Emilio se estremeció, rodeó a Miliko con un brazo, bajo aquel susurro que paralizaba la mente, como el golpear de un martillo sobre bronce o el suspiro de algún gran instrumento que llenaba el cielo crepuscular.
El sol declinó al fin. La desaparición de la luz dejó pasar el frío y un suspiro de incontables gargantas, interrumpiendo el cántico. Luego la aparición de las estrellas levantó entre ellos suaves gritos de alegría.
—Aquella se llama Ella-sale-primero —les dijo Saltarín, y fue nombrando una tras otra a las estrellas, mientras los demás hisa las saludaban como si fueran amigos que volvían. Andan-juntas, Sale-en-primavera, Siempre-danza…
El cántico volvió a animarse, en tono menor, y los cuerpos oscilaron.
La fatiga se apoderó de ellos.

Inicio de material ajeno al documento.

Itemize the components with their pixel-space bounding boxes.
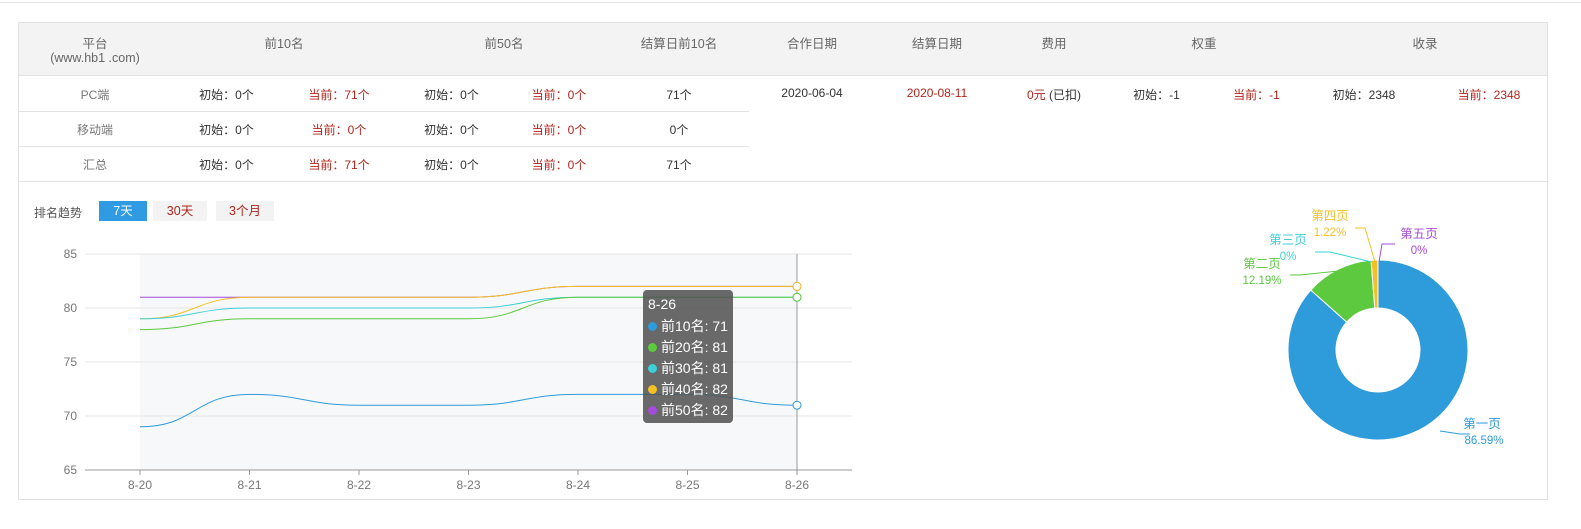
donut-value-label: 12.19% bbox=[1242, 275, 1281, 287]
tooltip-row: 前30名: 81 bbox=[648, 358, 728, 379]
page-distribution-donut-chart: 第一页 86.59% 第二页 12.19% 第三页 0% 第四页 1.22% 第五页 0% bbox=[1242, 209, 1503, 447]
series-dot-icon bbox=[648, 406, 657, 415]
tooltip-item: 前30名: 81 bbox=[661, 360, 728, 376]
donut-leader-line bbox=[1378, 243, 1395, 263]
donut-value-label: 0% bbox=[1411, 245, 1428, 257]
series-dot-icon bbox=[648, 322, 657, 331]
donut-value-label: 86.59% bbox=[1464, 435, 1503, 447]
donut-leader-line bbox=[1439, 430, 1470, 435]
tooltip-item: 前10名: 71 bbox=[661, 318, 728, 334]
donut-value-label: 0% bbox=[1280, 251, 1297, 263]
tooltip-item: 前50名: 82 bbox=[661, 402, 728, 418]
tooltip-row: 前10名: 71 bbox=[648, 316, 728, 337]
series-dot-icon bbox=[648, 385, 657, 394]
donut-leader-line bbox=[1315, 251, 1373, 263]
tooltip-title: 8-26 bbox=[648, 296, 677, 312]
donut-category-label: 第三页 bbox=[1269, 233, 1307, 247]
donut-leader-line bbox=[1355, 227, 1376, 263]
tooltip-item: 前20名: 81 bbox=[661, 339, 728, 355]
tooltip-row: 前50名: 82 bbox=[648, 400, 728, 421]
chart-tooltip: 8-26 前10名: 71 前20名: 81 前30名: 81 前40名: 82… bbox=[643, 290, 733, 423]
donut-category-label: 第四页 bbox=[1311, 209, 1349, 223]
donut-category-label: 第五页 bbox=[1400, 227, 1438, 241]
tooltip-row: 前20名: 81 bbox=[648, 337, 728, 358]
donut-category-label: 第一页 bbox=[1463, 417, 1501, 431]
donut-value-label: 1.22% bbox=[1314, 227, 1347, 239]
series-dot-icon bbox=[648, 364, 657, 373]
donut-category-label: 第二页 bbox=[1243, 257, 1281, 271]
tooltip-row: 前40名: 82 bbox=[648, 379, 728, 400]
tooltip-item: 前40名: 82 bbox=[661, 381, 728, 397]
series-dot-icon bbox=[648, 343, 657, 352]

A Miliko se le cerraban los ojos. Emilio trató de sostenerla, de permanecer él mismo despierto, pero los hisa cabeceaban también, y Saltarín les dio unos golpecitos, haciéndoles saber que podían descansar.
Emilio durmió y al despertar encontró a su lado alimentos y bebida. Se quitó la máscara para comer y beber, comiendo y respirando alternativamente. En todas partes los pocos que estaban despiertos se movían entre la multitud dormida, para hacer sus necesidades. Emilio sintió las suyas propias y se deslizó entre la inmensa multitud hacia los bordes, donde dormían otros humanos, y más allá, hasta las trincheras sanitarias excavadas por los hisa. Permaneció algún tiempo en los límites del campamento, hasta que llegaron otros y recobró el sentido del tiempo, y volvió a ver las estatuas, el cielo estrellado y la muchedumbre dormida.
Emilio captó la respuesta hisa. Estar allí, sentados bajo los cielos, hablando con los cielos y sus dioses viéndolos a ellos… Los humanos tenían esperanza. Sabía en el fondo que era una locura, pero dejó de temer por sí mismo y hasta por Miliko. Aguardaban un sueño, todos ellos; y si los hombres dirigían sus armas contra los dulces soñadores de Downbelow, entonces la esperanza moriría. Por eso los hisa los habían desarmado al principio… con las manos vacías.
Regresó hacia Miliko, hacia Saltarín y los Viejos, creyendo de un modo absurdo que estaban a salvo, de una manera que nada tenía que ver con la vida y la muerte, que aquel lugar estaba allí desde tiempo inmemorial y había esperado mucho antes de que llegaran los hombres, mirando a los cielos.
Se tendió al lado de Miliko y miró las estrellas, pensando en sus alternativas.
Y por la mañana llegó una nave.
No hubo pánico entre los millares de hisa, ni tampoco entre los humanos, sentados entre ellos. Emilio se levantó, cogiendo a Miliko de la mano y observó cómo se posaba la nave, primero la sonda de aterrizaje, al otro lado del valle, donde podía encontrar terreno despejado.